Micros ultimately proved cheap individually but expensive on-mass[2] as their use exploded and new applications for them were discovered. In addition to the increased use IT professionals worried about the lack of documentation (and thus poor opportunity for maintenance), poor data management strategies, and security issues[7]. New applications proved incompatible with others (“the time-bomb of incompatibility”[2]), and different system platforms (e.g. CP/M, UNIX, MS-DOS, OS/2, Atari, Apple …) led to redundancy and communication difficulties between services and to the failure of many apparently unstoppable software providers –household names such as Lotus, Digital-Research, WordStar and Visi and dBase[8].

Ultimately it was the IT department which brought sense to these machines and began to connect them together for useful work using compatible applications – with the emergence of companies such as Novell and Microsoft to bring order to the chaos[8].

Drawing lessons from this history for Cloud Computing are useful. The strategic involvement of IT services departments is clearly required.

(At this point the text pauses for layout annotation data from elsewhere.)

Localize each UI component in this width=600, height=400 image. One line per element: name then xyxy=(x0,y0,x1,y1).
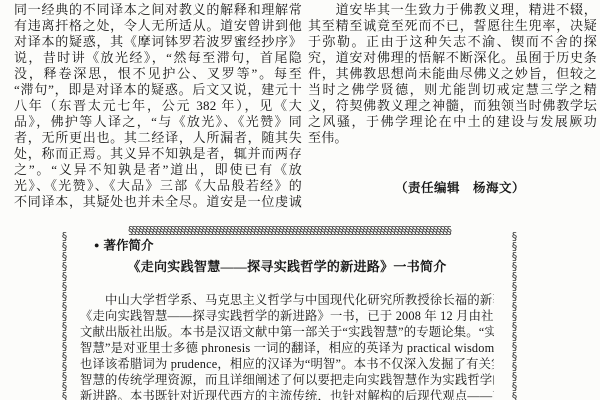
text-line: “滞句”，即是对译本的疑惑。后文又说，建元十 xyxy=(14,82,302,98)
text-line: 之”。“义异不知孰是者”道出，即使已有《放 xyxy=(14,162,302,178)
text-line: 《走向实践智慧——探寻实践哲学的新进路》一书，已于 2008 年 12 月由社会… xyxy=(80,308,494,324)
text-line: 处，称而正焉。其义异不知孰是者，辄并而两存 xyxy=(14,146,302,162)
text-line: 于弥勒。正由于这种矢志不渝、锲而不舍的探 xyxy=(308,34,597,50)
text-line: 同一经典的不同译本之间对教义的解释和理解常 xyxy=(14,2,302,18)
left-text-column: 同一经典的不同译本之间对教义的解释和理解常 有违离扞格之处，令人无所适从。道安曾… xyxy=(14,2,302,210)
book-intro-paragraph: 中山大学哲学系、马克思主义哲学与中国现代化研究所教授徐长福的新著 《走向实践智慧… xyxy=(80,292,494,400)
text-line: 说，昔时讲《放光经》，“然每至滞句，首尾隐 xyxy=(14,50,302,66)
book-intro-content: ●著作简介 《走向实践智慧——探寻实践哲学的新进路》一书简介 中山大学哲学系、马… xyxy=(80,238,494,400)
editor-credit: （责任编辑 杨海文） xyxy=(308,178,597,196)
text-line: 文献出版社出版。本书是汉语文献中第一部关于“实践智慧”的专题论集。“实践 xyxy=(80,324,494,340)
text-line: 八年（东晋太元七年，公元 382 年），见《大 xyxy=(14,98,302,114)
bullet-icon: ● xyxy=(94,240,99,250)
section-label: ●著作简介 xyxy=(94,238,494,253)
text-line: 件，其佛教思想尚未能曲尽佛义之妙旨，但较之 xyxy=(308,66,597,82)
text-line: 至伟。 xyxy=(308,130,597,146)
text-line: 中山大学哲学系、马克思主义哲学与中国现代化研究所教授徐长福的新著 xyxy=(80,292,494,308)
book-intro-box: §§§§§§§§§§§§§§§§§§§§§§§§§§§§§§§§§§§§§§§§… xyxy=(58,226,520,400)
text-line: 智慧的传统学理资源，而且详细阐述了何以要把走向实践智慧作为实践哲学的一条 xyxy=(80,372,494,388)
text-line: 不同译本，其疑处也并未全尽。道安是一位虔诚 xyxy=(14,194,302,210)
ornamental-border-top: §§§§§§§§§§§§§§§§§§§§§§§§§§§§§§§§§§§§§§§§… xyxy=(66,226,512,237)
text-line: 有违离扞格之处，令人无所适从。道安曾讲到他 xyxy=(14,18,302,34)
text-line: 智慧”是对亚里士多德 phronesis 一词的翻译，相应的英译为 practi… xyxy=(80,340,494,356)
text-line: 其至精至诚竟至死而不已，誓愿往生兜率，决疑 xyxy=(308,18,597,34)
scanned-journal-page: 同一经典的不同译本之间对教义的解释和理解常 有违离扞格之处，令人无所适从。道安曾… xyxy=(0,0,600,400)
text-line: 之风骚，于佛学理论在中土的建设与发展厥功 xyxy=(308,114,597,130)
right-text-column: 道安毕其一生致力于佛教义理，精进不辍， 其至精至诚竟至死而不已，誓愿往生兜率，决… xyxy=(308,2,597,196)
ornamental-border-left: §§§§§§§§§§§§§§§§§§§§§§§§§§§§§§§§§§§§§§§§ xyxy=(58,230,70,400)
ornamental-border-right: §§§§§§§§§§§§§§§§§§§§§§§§§§§§§§§§§§§§§§§§ xyxy=(508,230,520,400)
text-line: 新进路。本书既针对近现代西方的主流传统，也针对解构的后现代观点——前者以 xyxy=(80,388,494,400)
text-line: 光》、《光赞》、《大品》三部《大品般若经》的 xyxy=(14,178,302,194)
book-intro-title: 《走向实践智慧——探寻实践哲学的新进路》一书简介 xyxy=(80,259,494,275)
text-line: 道安毕其一生致力于佛教义理，精进不辍， xyxy=(308,2,597,18)
text-line: 对译本的疑惑，其《摩诃钵罗若波罗蜜经抄序》 xyxy=(14,34,302,50)
text-line: 也译该希腊词为 prudence，相应的汉译为“明智”。本书不仅深入发掘了有关实… xyxy=(80,356,494,372)
section-label-text: 著作简介 xyxy=(103,239,153,253)
text-line: 品》，佛护等人译之，“与《放光》、《光赞》同 xyxy=(14,114,302,130)
text-line: 义，符契佛教义理之神髓，而独领当时佛教学坛 xyxy=(308,98,597,114)
text-line: 当时之佛学贤德，则尤能剀切戒定慧三学之精 xyxy=(308,82,597,98)
text-line: 没，释卷深思，恨不见护公、叉罗等”。每至 xyxy=(14,66,302,82)
text-line: 究，道安对佛理的悟解不断深化。虽囿于历史条 xyxy=(308,50,597,66)
text-line: 者，无所更出也。其二经译，人所漏者，随其失 xyxy=(14,130,302,146)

Such involvement should focus not on the current cost-saving benefits of the cloud, but on the strategic management of a potentially escalating use of Cloud services within the firm. IT services must get involved in the narrative surrounding the cloud – ensuring their message is neither overly negative (and thus appearing to have a vested interest in the status quo) nor overly optimistic as potential problems exist. Either way the lessons of the microcomputer are relevant again today.  Indeed Keen and Woodman argued in 1984 that companies needed the following four strategies for the Micro:

1)      “Coordination rather than control of the introduction.

2)      Focusing on the longer-term technical architecture for the company’s overall computing resources, with personal computers as one component.

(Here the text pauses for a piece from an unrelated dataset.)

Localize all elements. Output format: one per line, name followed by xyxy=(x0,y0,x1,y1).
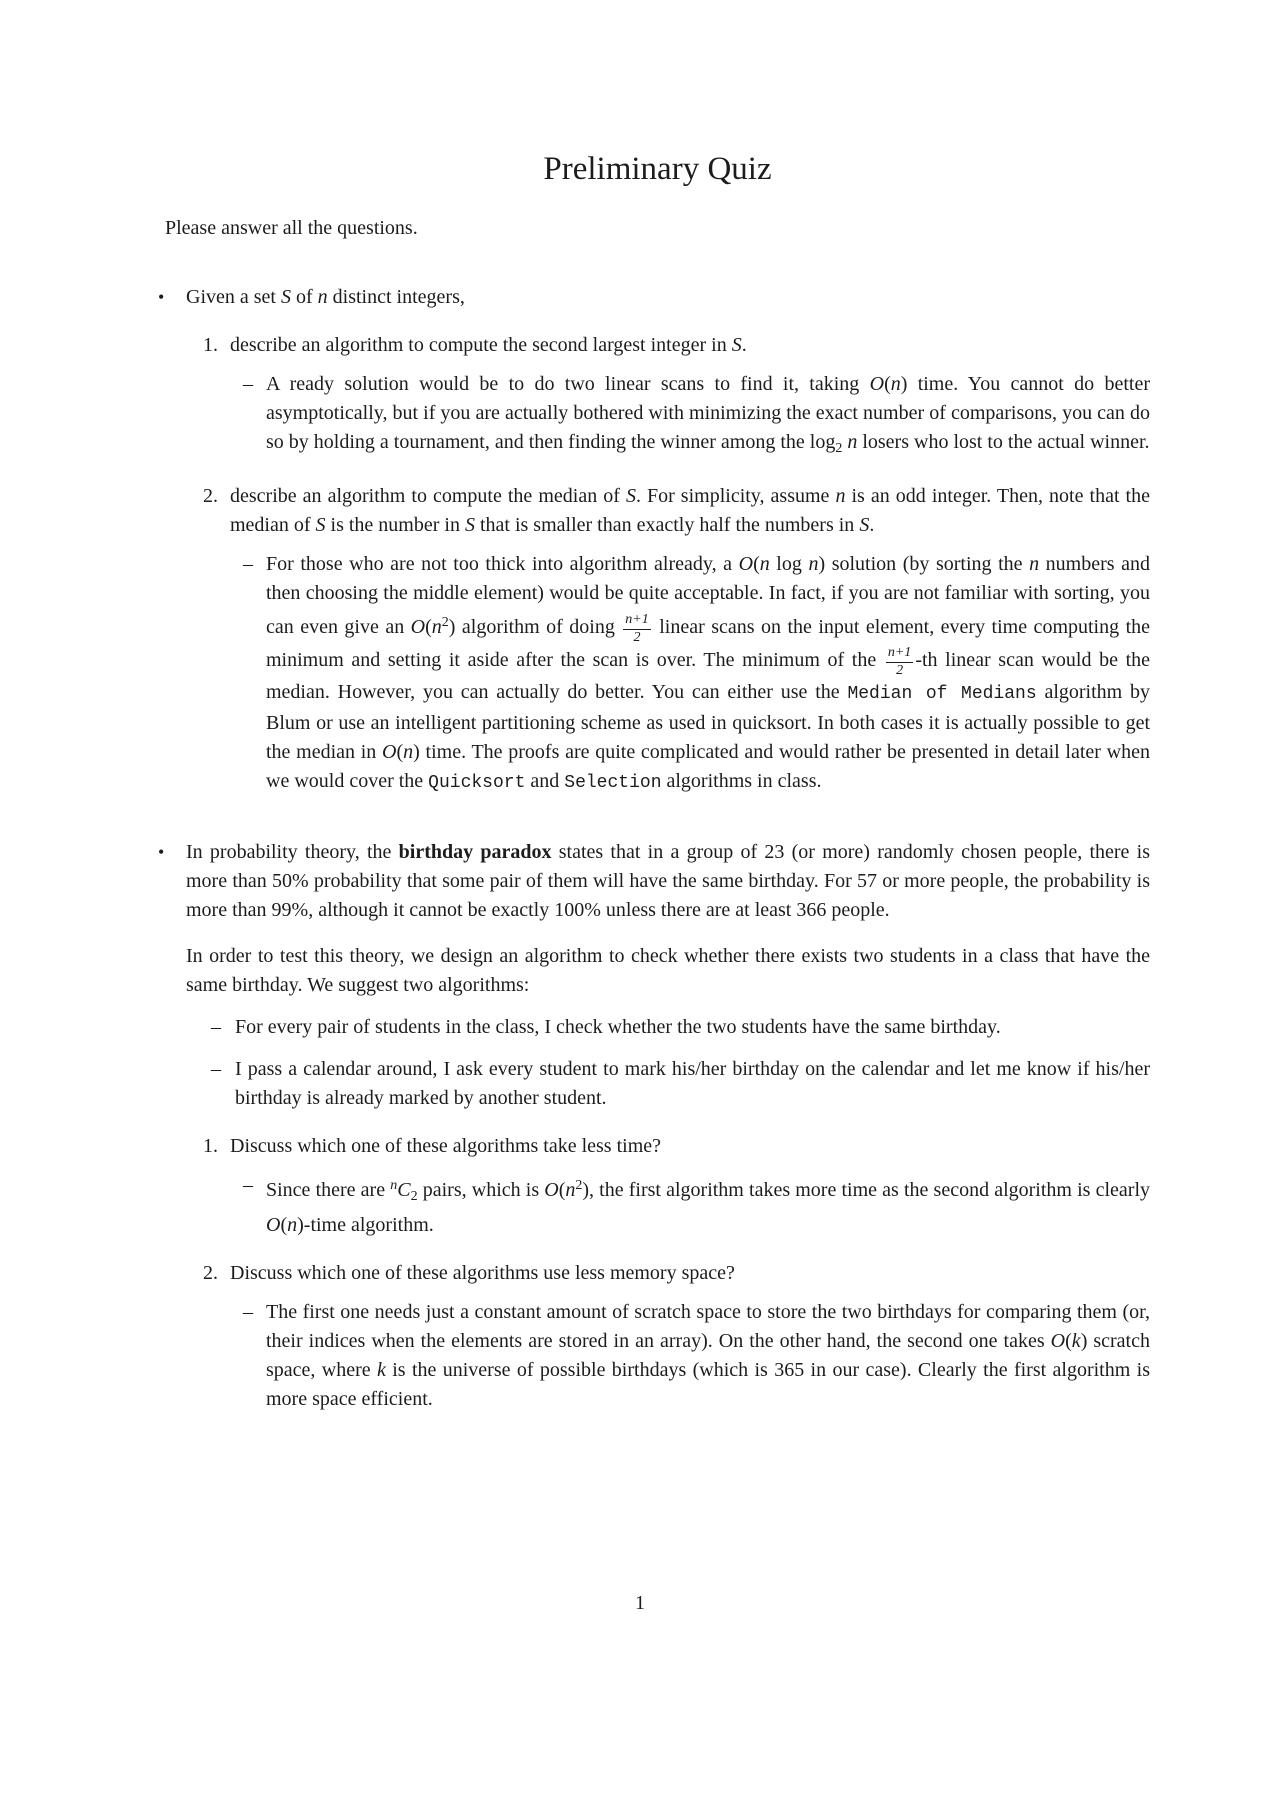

3)      Defining codes for good practice that adapt the proven disciplines of the [IT industry] into the new context.

4)      Emphasis on systematic business justification, even of the ‘soft’ and unquantifiable benefits that are often a major incentive for and payoff of using personal computers” [2]

It would be wise for companies contemplating a move to the cloud to consider this advice carefully – replacing personal-computer with Cloud-computing throughout.

(c)2011 Will Venters, London School of Economics. 

[1]            P. Ceruzzi, A History of Modern Computing. Cambridge,MA: MIT Press, 2002.

[2]            P. G. W. Keen and L. Woodman, “What to do with all those micros: First make them part of the team,” Harvard Business Review, vol. 62, pp. 142-150, 1984.

[3]            T. Guimaraes and V. Ramanujam, “Personal Computing Trends and Problems: An Empirical Study,” MIS Quarterly, vol. 10, pp. 179-187, 1986.

[4]            M. Benioff and C. Adler, Behind the Cloud – the untold story of how salesforce.com went from idea to billion-dollar company and revolutionized and industry. San Francisco,CA: Jossey-Bass, 2009.

[5]           D. Lee, “Usage Patterns and Sources of Assitance for Personal Computer Users,” MIS Quarterly, vol. 10, pp. 313-325, 1986.

[6]            N. Carr, “The End of Corporate Computing,” MIT Sloan Management Review, vol. 46, pp. 67-73, 2005.

[7]            D. Benson, “A field study of End User Computing: Findings and Issues,” MIS Quarterly, vol. 7, pp. 35-45, 1983.

[8]            M. Campbell-Kelly, From Airline Reservations to Sonic the Hedgehog: A history of the software industry. Cambridge,MA: MIT Press, 2003.